Data on the LLP can be found freely on the MCA’s official website after the LLP is incorporated. Many fraudsters use this data to steal money. Printouts of the data from MCA’s website are sent to registered address of company via VPP/ COD, and you are asked to pay for receiving the delivery. We recommend not accepting the courier. Your company registration documents will be provided to you without any additional cost by All India ITR.
LLP Registration in India: Features and Benefits
The efficiency of one partner affects the efficiency of another in a business partnership. LLPs eliminate this risk. This type of business structure allows entrepreneurs to begin joint ventures at the lowest liability possible. Additionally, an LLP is the safest form of business for startups and small businesses. A LLP Act, 2008 governs and regulates the activities of corporate partnership bodies. Registration as an LLP requires understanding the registration process. If you have any concerns about Online LLP registration, here’s a handy resource for you.
Fundamental Features of LLP
Listed below are the characteristics of a Limited Liability Partnership:
- As LLPs are separate legal entities, their existence is distinct from that of their members.
- The flexibility of a partnership can be enjoyed by members of an LLP agreement.
- There is a confidentiality clause in the LLP agreement that must be respected.
- A Limited Liability Partnership must have at least two “designated” members.
- As with a company, an LLP must disclose its trading activity.
- The same accounting and filing requirements apply to a limited liability partnership as to a corporation.
- The income and gains of each member of an LLP are subject to tax.
- LLPs can issue debentures similar to companies on fixed or floating charges.

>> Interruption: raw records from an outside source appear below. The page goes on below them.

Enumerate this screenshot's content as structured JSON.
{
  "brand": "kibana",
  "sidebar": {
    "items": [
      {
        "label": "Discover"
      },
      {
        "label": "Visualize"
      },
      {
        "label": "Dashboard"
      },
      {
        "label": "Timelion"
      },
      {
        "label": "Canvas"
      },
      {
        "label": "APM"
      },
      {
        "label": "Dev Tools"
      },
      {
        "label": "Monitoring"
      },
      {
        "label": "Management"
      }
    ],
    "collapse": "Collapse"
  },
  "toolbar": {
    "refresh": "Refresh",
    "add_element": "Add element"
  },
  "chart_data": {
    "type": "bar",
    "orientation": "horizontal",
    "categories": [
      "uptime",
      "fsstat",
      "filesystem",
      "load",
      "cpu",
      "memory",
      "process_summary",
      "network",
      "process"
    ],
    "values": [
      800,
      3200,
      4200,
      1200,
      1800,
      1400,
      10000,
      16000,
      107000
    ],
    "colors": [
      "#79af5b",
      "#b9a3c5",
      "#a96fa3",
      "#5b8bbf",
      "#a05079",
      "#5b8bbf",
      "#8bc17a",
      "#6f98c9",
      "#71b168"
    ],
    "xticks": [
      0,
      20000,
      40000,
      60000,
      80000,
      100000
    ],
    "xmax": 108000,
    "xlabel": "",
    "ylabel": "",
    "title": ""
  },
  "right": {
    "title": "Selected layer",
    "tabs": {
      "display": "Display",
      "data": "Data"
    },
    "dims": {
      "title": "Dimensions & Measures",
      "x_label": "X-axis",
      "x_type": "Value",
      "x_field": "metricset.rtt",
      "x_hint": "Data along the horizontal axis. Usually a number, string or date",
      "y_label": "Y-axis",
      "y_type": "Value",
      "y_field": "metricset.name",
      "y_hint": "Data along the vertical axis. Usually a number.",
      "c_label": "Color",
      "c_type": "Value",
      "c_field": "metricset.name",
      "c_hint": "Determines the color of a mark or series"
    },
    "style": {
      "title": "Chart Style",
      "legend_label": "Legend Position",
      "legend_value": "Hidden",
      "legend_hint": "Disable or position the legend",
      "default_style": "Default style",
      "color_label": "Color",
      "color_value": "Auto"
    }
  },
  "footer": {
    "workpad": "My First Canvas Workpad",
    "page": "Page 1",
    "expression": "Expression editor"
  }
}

- For Limited Liability Partnerships, registration at Companies House is required.
- Last but not least, members of an LLP are limited in their liability
Benefits of LLP Registration in India
When deciding between LLP registration and private limited company registration, consider these benefits:
No limit for number of partners
In an LLP, a minimum of two partners is required, and the maximum is unlimited. A Private Limited Company, on the other hand, cannot have more than 200 members.
Incorporation of LLPs is relatively cheaper than incorporation of PLCs. A LLP can cost anywhere from Rs. 1500/- to around Rs. 2000/-. Private companies must pay a minimum statutory fee of Rs. 6000/-, while public companies must pay a minimum of Rs. 7000/-.
Least capital requirement
The advantage of LLPs is that they require the least amount of capital to begin operations. In addition to tangible and intangible contributions, partners may contribute movable and immovable property.
Less Compulsion for Audit
Public or private companies must have their accounts audited. There is no requirement for LLPs to do this, even though they are not obligated to do so. The Limited Liability Partnership Act, 2008 requires LLPs to review their accounts annually, except for those with less than Rs. 40 lacs turnover or Rs. 25 lacs contribution in a financial year.
A smaller compliance burden
Private companies are more burdened by compliance than LLPs. On the other hand, private companies need to comply with between eight and ten regulatory formalities and compliance requirements, whereas LLPs only need to comply with two statements.